Tuesday, April 04, 2006

More on Fleishman News

In my rush to post the breaking Fleishman news before any other historyblog, I forgot the most significiant aspect of the N.Y. Journal of Commerce item. This is the first newspaper item I found outside of Florida that mentions Fleishman. This news, of course, contradicts the point made in footnote 130 (p. 76) of the SJH article that Fleishman's death, unlike Bierfield's murder, was not reported in the national press. I remain comforted, however, by the fact that the Journal of Commerce only reprinted an excerpt from the Jacksonville Florida Union. It would be interesting to learn, however, how the Florida Union item came to the attention of the Journal.
It is tempting to imagine Benjamin Altman, sitting in his store on 6th Avenue and coming across the news of his brother-in-law and business partner's murder. This fantasy raised the interesting question of how fast news did travel in those days.

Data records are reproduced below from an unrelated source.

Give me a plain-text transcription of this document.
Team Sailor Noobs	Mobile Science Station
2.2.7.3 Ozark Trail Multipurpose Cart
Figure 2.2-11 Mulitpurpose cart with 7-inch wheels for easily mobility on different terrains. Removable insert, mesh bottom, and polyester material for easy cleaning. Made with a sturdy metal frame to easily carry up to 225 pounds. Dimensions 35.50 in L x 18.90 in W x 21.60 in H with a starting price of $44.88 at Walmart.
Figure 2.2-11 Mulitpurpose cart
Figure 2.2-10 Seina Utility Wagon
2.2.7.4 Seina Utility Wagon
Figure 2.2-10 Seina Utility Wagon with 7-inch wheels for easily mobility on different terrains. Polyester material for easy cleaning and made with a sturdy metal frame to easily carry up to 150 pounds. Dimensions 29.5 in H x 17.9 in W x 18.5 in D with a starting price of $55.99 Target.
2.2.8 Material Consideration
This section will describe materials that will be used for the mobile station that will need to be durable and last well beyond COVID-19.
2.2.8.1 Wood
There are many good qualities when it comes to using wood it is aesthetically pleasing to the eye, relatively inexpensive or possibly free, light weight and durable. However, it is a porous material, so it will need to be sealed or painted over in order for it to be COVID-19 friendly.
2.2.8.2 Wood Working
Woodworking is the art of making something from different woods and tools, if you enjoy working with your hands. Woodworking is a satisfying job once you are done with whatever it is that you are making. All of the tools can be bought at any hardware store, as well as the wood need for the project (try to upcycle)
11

According to Dickinson, rumors of Fleishman's murder arrived in Marianna on the evening of Oct. 11th. Dickinson confirmed the murder on the 13th. The Journal item appeared on Oct. 21st. Presumably, Sophia would have telegraphed her brothers almost immediately so that they would have known of the murder for almost a week before the first (and only?) New York newspaper mention.